On Nov 8, 2006, at 7:41 AM, Dennis Kubes wrote:
I don't know if I completely understand what you are asking but let
me try to answer your questions.
David Pollak wrote:
Howdy,
Is there a way to store "by-product" data someplace where it can
be read? For example, as I'm iterating over a collection of
documents, I want to generate some statistics about the
collection, put those stats "someplace" that can be accessed
during future map-reduce cycles. Should I simply run a "faux" map-
reduce cycle to count the information and store it in a known
location in the DFS?
Usually you would run a MapReduce job to store intermediate results
and then another job to process aggregated or final results.
Sometimes this can be done in a single job, sometimes not. Take a
look at the Hadoop example for Grep or WordCount for example jobs.
Yep. I'm able to chain jobs together. In one case, I am counting
URLs and Noun Phrases for documents retrieved during a certain run.

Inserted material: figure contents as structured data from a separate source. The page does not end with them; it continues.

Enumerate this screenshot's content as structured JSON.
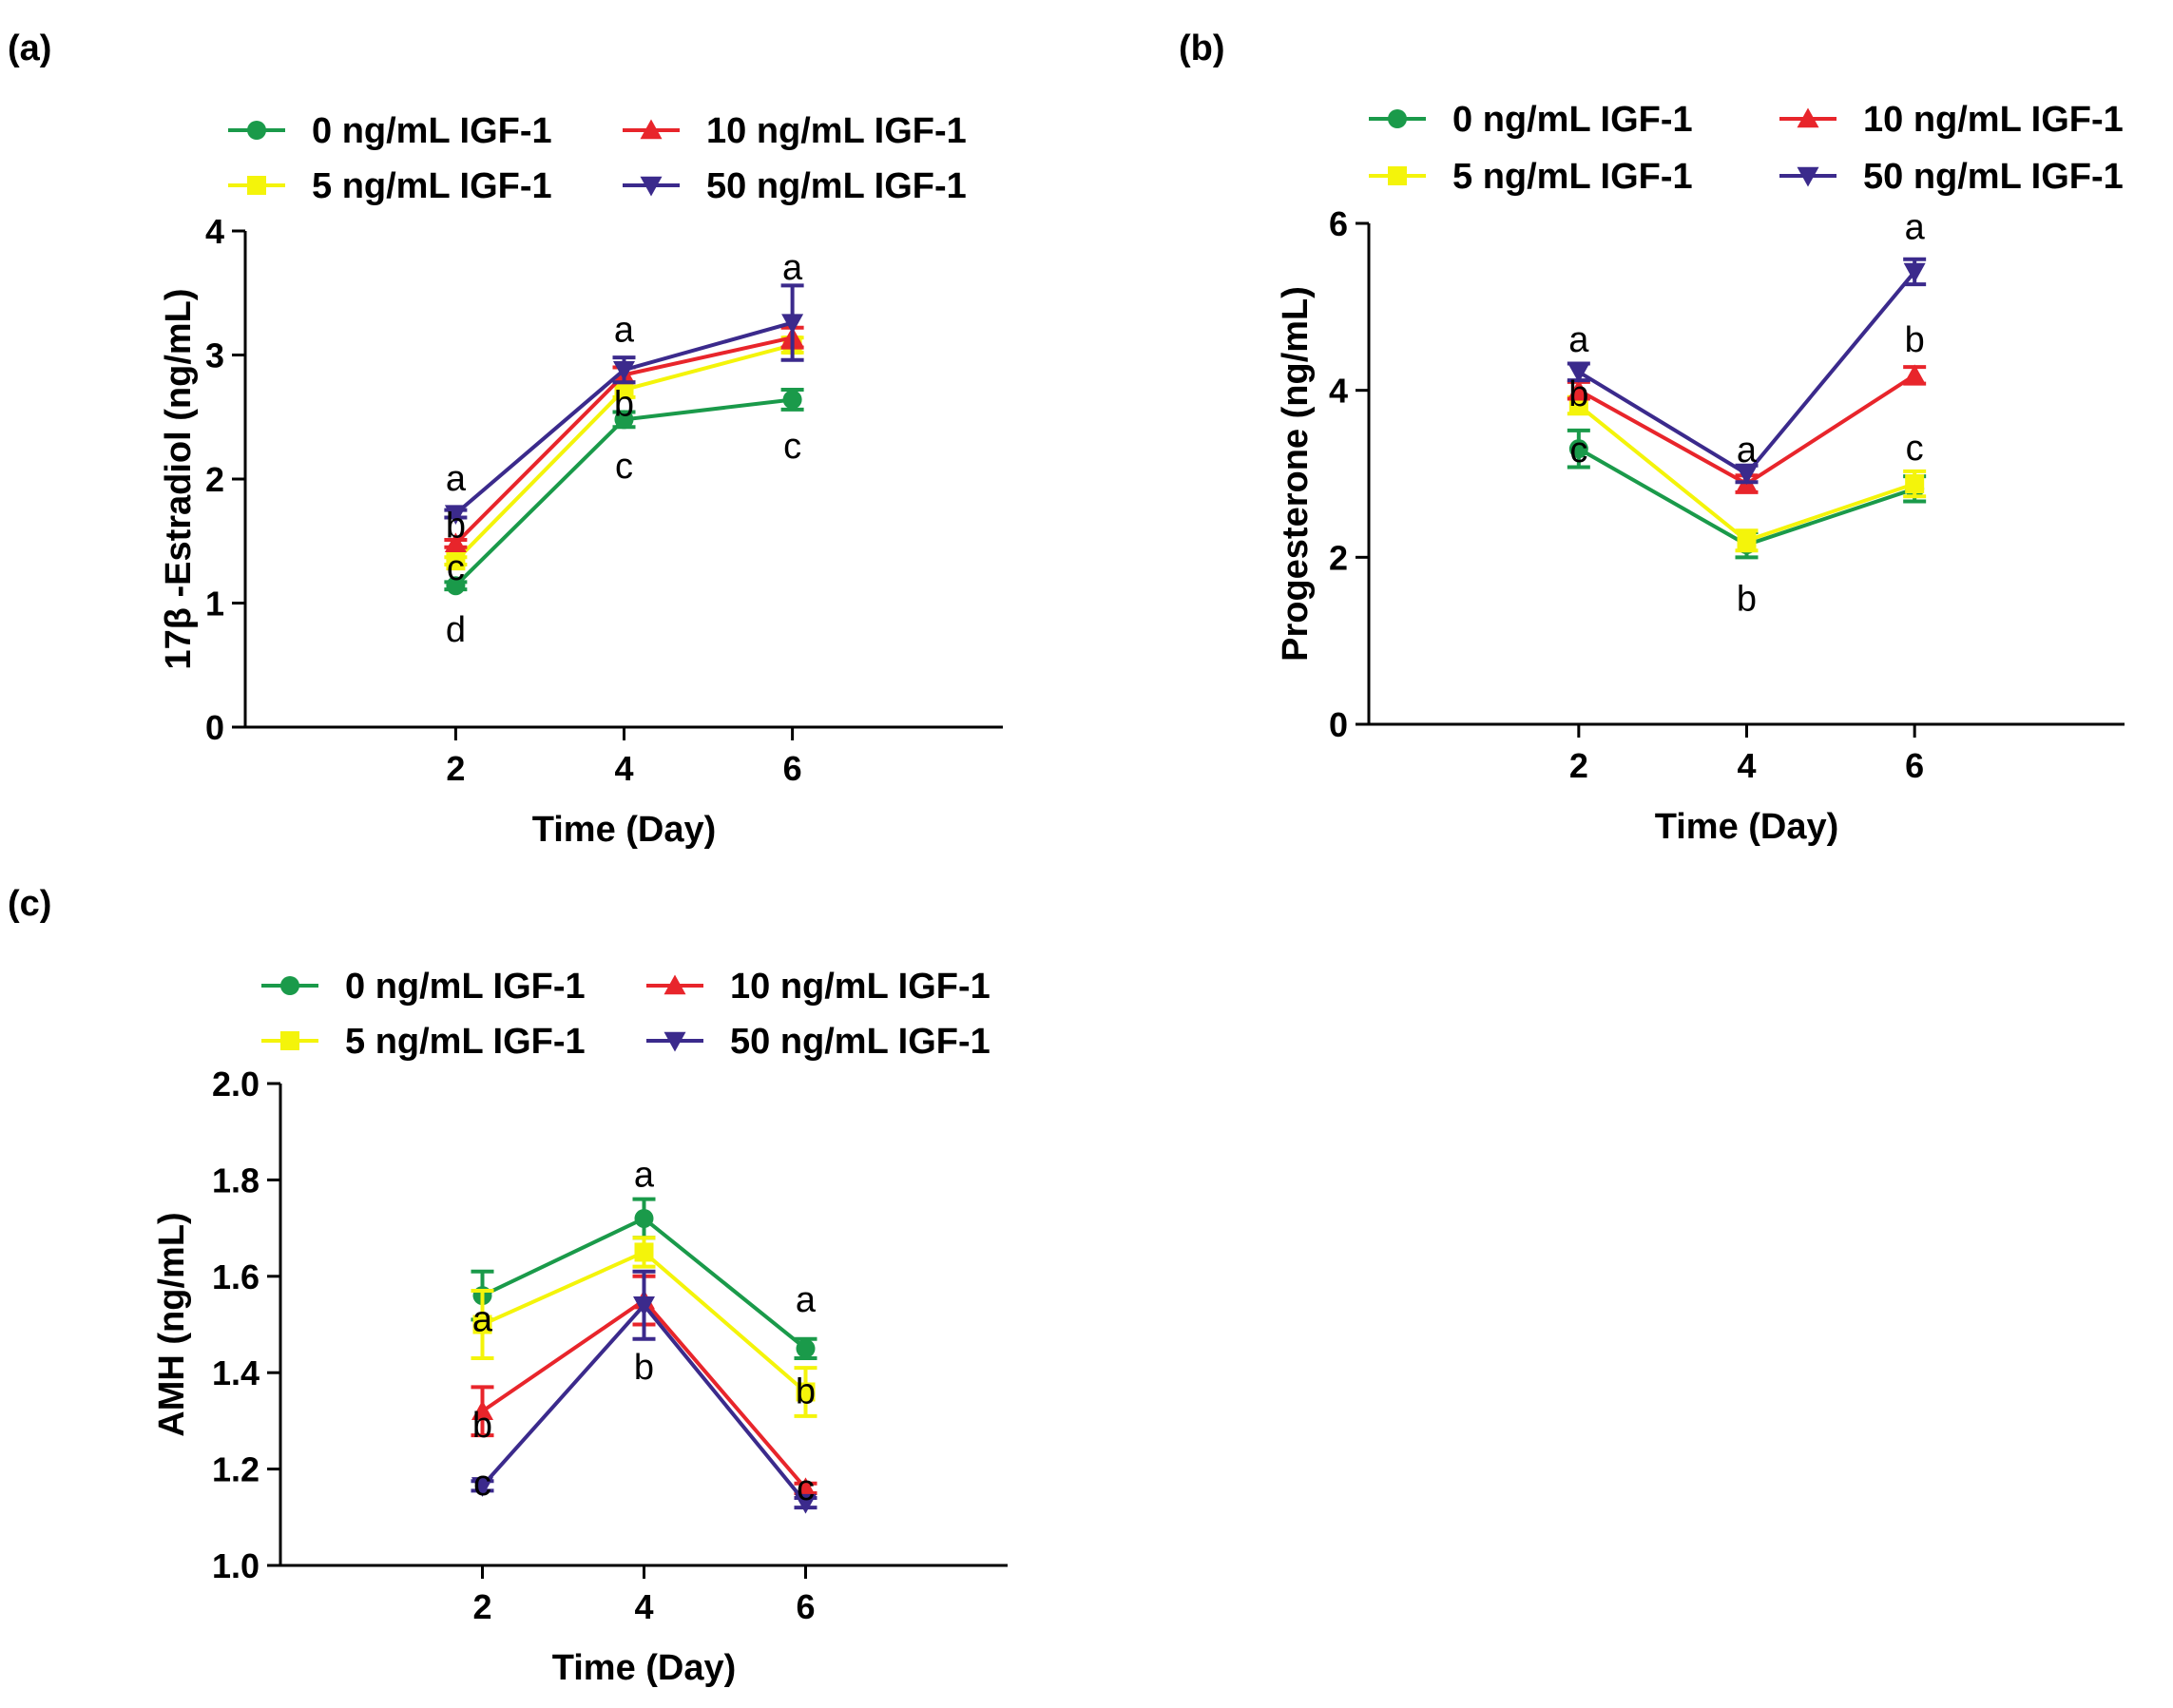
{
  "figure": {
    "legend_entries": [
      "0 ng/mL IGF-1",
      "5 ng/mL IGF-1",
      "10 ng/mL IGF-1",
      "50 ng/mL IGF-1"
    ]
  },
  "colors": {
    "green": "#1a9a4a",
    "yellow": "#f4f40a",
    "red": "#e8252b",
    "purple": "#3b2a8c",
    "axis": "#000000"
  },
  "series_style": [
    {
      "color": "green",
      "marker": "circle-icon"
    },
    {
      "color": "yellow",
      "marker": "square-icon"
    },
    {
      "color": "red",
      "marker": "triangle-up-icon"
    },
    {
      "color": "purple",
      "marker": "triangle-down-icon"
    }
  ],
  "chart_data": [
    {
      "panel_label": "(a)",
      "type": "line",
      "title": "",
      "xlabel": "Time (Day)",
      "ylabel": "17β -Estradiol (ng/mL)",
      "x": [
        2,
        4,
        6
      ],
      "xlim": [
        -0.5,
        8.5
      ],
      "xticks": [
        2,
        4,
        6
      ],
      "ylim": [
        0,
        4
      ],
      "yticks": [
        0,
        1,
        2,
        3,
        4
      ],
      "legend_position": "top",
      "series": [
        {
          "name": "0 ng/mL IGF-1",
          "values": [
            1.14,
            2.48,
            2.64
          ],
          "errors": [
            0.03,
            0.06,
            0.08
          ]
        },
        {
          "name": "5 ng/mL IGF-1",
          "values": [
            1.34,
            2.72,
            3.08
          ],
          "errors": [
            0.03,
            0.06,
            0.06
          ]
        },
        {
          "name": "10 ng/mL IGF-1",
          "values": [
            1.48,
            2.84,
            3.14
          ],
          "errors": [
            0.03,
            0.06,
            0.08
          ]
        },
        {
          "name": "50 ng/mL IGF-1",
          "values": [
            1.72,
            2.88,
            3.26
          ],
          "errors": [
            0.03,
            0.1,
            0.3
          ]
        }
      ],
      "annotations": [
        {
          "text": "a",
          "x": 2,
          "y": 2.0
        },
        {
          "text": "b",
          "x": 2,
          "y": 1.62
        },
        {
          "text": "c",
          "x": 2,
          "y": 1.28
        },
        {
          "text": "d",
          "x": 2,
          "y": 0.78
        },
        {
          "text": "a",
          "x": 4,
          "y": 3.2
        },
        {
          "text": "b",
          "x": 4,
          "y": 2.6
        },
        {
          "text": "c",
          "x": 4,
          "y": 2.1
        },
        {
          "text": "a",
          "x": 6,
          "y": 3.7
        },
        {
          "text": "c",
          "x": 6,
          "y": 2.26
        }
      ]
    },
    {
      "panel_label": "(b)",
      "type": "line",
      "title": "",
      "xlabel": "Time (Day)",
      "ylabel": "Progesterone (ng/mL)",
      "x": [
        2,
        4,
        6
      ],
      "xlim": [
        -0.5,
        8.5
      ],
      "xticks": [
        2,
        4,
        6
      ],
      "ylim": [
        0,
        6
      ],
      "yticks": [
        0,
        2,
        4,
        6
      ],
      "legend_position": "top",
      "series": [
        {
          "name": "0 ng/mL IGF-1",
          "values": [
            3.3,
            2.15,
            2.82
          ],
          "errors": [
            0.22,
            0.15,
            0.15
          ]
        },
        {
          "name": "5 ng/mL IGF-1",
          "values": [
            3.82,
            2.2,
            2.88
          ],
          "errors": [
            0.1,
            0.12,
            0.15
          ]
        },
        {
          "name": "10 ng/mL IGF-1",
          "values": [
            4.0,
            2.88,
            4.18
          ],
          "errors": [
            0.1,
            0.1,
            0.1
          ]
        },
        {
          "name": "50 ng/mL IGF-1",
          "values": [
            4.22,
            3.0,
            5.42
          ],
          "errors": [
            0.1,
            0.1,
            0.15
          ]
        }
      ],
      "annotations": [
        {
          "text": "a",
          "x": 2,
          "y": 4.6
        },
        {
          "text": "b",
          "x": 2,
          "y": 3.95
        },
        {
          "text": "c",
          "x": 2,
          "y": 3.28
        },
        {
          "text": "a",
          "x": 4,
          "y": 3.28
        },
        {
          "text": "b",
          "x": 4,
          "y": 1.5
        },
        {
          "text": "a",
          "x": 6,
          "y": 5.95
        },
        {
          "text": "b",
          "x": 6,
          "y": 4.6
        },
        {
          "text": "c",
          "x": 6,
          "y": 3.3
        }
      ]
    },
    {
      "panel_label": "(c)",
      "type": "line",
      "title": "",
      "xlabel": "Time (Day)",
      "ylabel": "AMH (ng/mL)",
      "x": [
        2,
        4,
        6
      ],
      "xlim": [
        -0.5,
        8.5
      ],
      "xticks": [
        2,
        4,
        6
      ],
      "ylim": [
        1.0,
        2.0
      ],
      "yticks": [
        1.0,
        1.2,
        1.4,
        1.6,
        1.8,
        2.0
      ],
      "legend_position": "top",
      "series": [
        {
          "name": "0 ng/mL IGF-1",
          "values": [
            1.56,
            1.72,
            1.45
          ],
          "errors": [
            0.05,
            0.04,
            0.02
          ]
        },
        {
          "name": "5 ng/mL IGF-1",
          "values": [
            1.5,
            1.65,
            1.36
          ],
          "errors": [
            0.07,
            0.03,
            0.05
          ]
        },
        {
          "name": "10 ng/mL IGF-1",
          "values": [
            1.32,
            1.55,
            1.16
          ],
          "errors": [
            0.05,
            0.05,
            0.01
          ]
        },
        {
          "name": "50 ng/mL IGF-1",
          "values": [
            1.165,
            1.54,
            1.13
          ],
          "errors": [
            0.01,
            0.07,
            0.01
          ]
        }
      ],
      "annotations": [
        {
          "text": "a",
          "x": 2,
          "y": 1.51
        },
        {
          "text": "b",
          "x": 2,
          "y": 1.29
        },
        {
          "text": "c",
          "x": 2,
          "y": 1.17
        },
        {
          "text": "a",
          "x": 4,
          "y": 1.81
        },
        {
          "text": "b",
          "x": 4,
          "y": 1.41
        },
        {
          "text": "a",
          "x": 6,
          "y": 1.55
        },
        {
          "text": "b",
          "x": 6,
          "y": 1.36
        },
        {
          "text": "c",
          "x": 6,
          "y": 1.16
        }
      ]
    }
  ]
}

In order to normalize the URLs and NP counts, I want to divide by the
total number of URLs or NPs for that time period. I seem to have 2
choices:
1 - I can aggregate the counts during the Map/Reduce task that culls
the URLs and NPs
2 - I can run another Map/Reduce task on the URL and NP sets to count
the number of documents.
It seems that if I do the latter, it's another iteration over the
data set which seems expensive. Is #2 the best choice?
Is there a way to map a collection of words or documents to
associated numbers so that indexing could be based on the word
number and/or document number rather than actual word and actual
URL? Because the reduce tasks take place in separate processes,
it seems that there's no way to coordinate the ordinal counting.

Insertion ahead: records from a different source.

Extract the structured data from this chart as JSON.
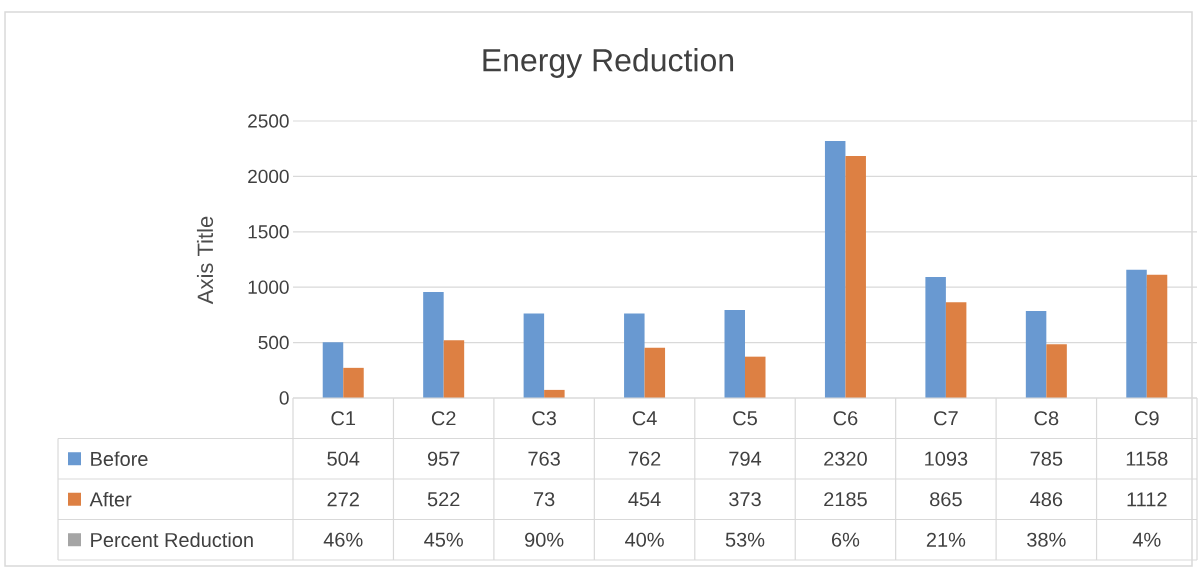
{
  "chart_data": {
    "type": "bar",
    "title": "Energy Reduction",
    "ylabel": "Axis Title",
    "categories": [
      "C1",
      "C2",
      "C3",
      "C4",
      "C5",
      "C6",
      "C7",
      "C8",
      "C9"
    ],
    "series": [
      {
        "name": "Before",
        "color": "#6999d1",
        "values": [
          504,
          957,
          763,
          762,
          794,
          2320,
          1093,
          785,
          1158
        ]
      },
      {
        "name": "After",
        "color": "#dd8043",
        "values": [
          272,
          522,
          73,
          454,
          373,
          2185,
          865,
          486,
          1112
        ]
      },
      {
        "name": "Percent Reduction",
        "color": "#a5a5a5",
        "values": [
          null,
          null,
          null,
          null,
          null,
          null,
          null,
          null,
          null
        ],
        "value_labels": [
          "46%",
          "45%",
          "90%",
          "40%",
          "53%",
          "6%",
          "21%",
          "38%",
          "4%"
        ]
      }
    ],
    "ylim": [
      0,
      2500
    ],
    "yticks": [
      0,
      500,
      1000,
      1500,
      2000,
      2500
    ],
    "grid": "y",
    "legend": "bottom",
    "data_labels": true
  }
}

If you are talking about Index document id then you would need to
read the index and map url to document id and then a second job
would map id to whatever else by url. If you are wanting count
each word globally across all tasks and splits you can coordinate
it within splits by using a MapRunner but across splits I don't
know of a way to do that.
Yep... I'm looking to generate a unique ID across all the MR tasks.
Basically, I want a file that looks like:
apple 1
beta 2
cat 3
dog 4
moose 5
....
Is there a final merge task that merges all the reductions together?
If so, perhaps I could do the count in the final merge. Any idea is
the final merge is accessible?
Thanks,
David
Dennis
Thanks,
David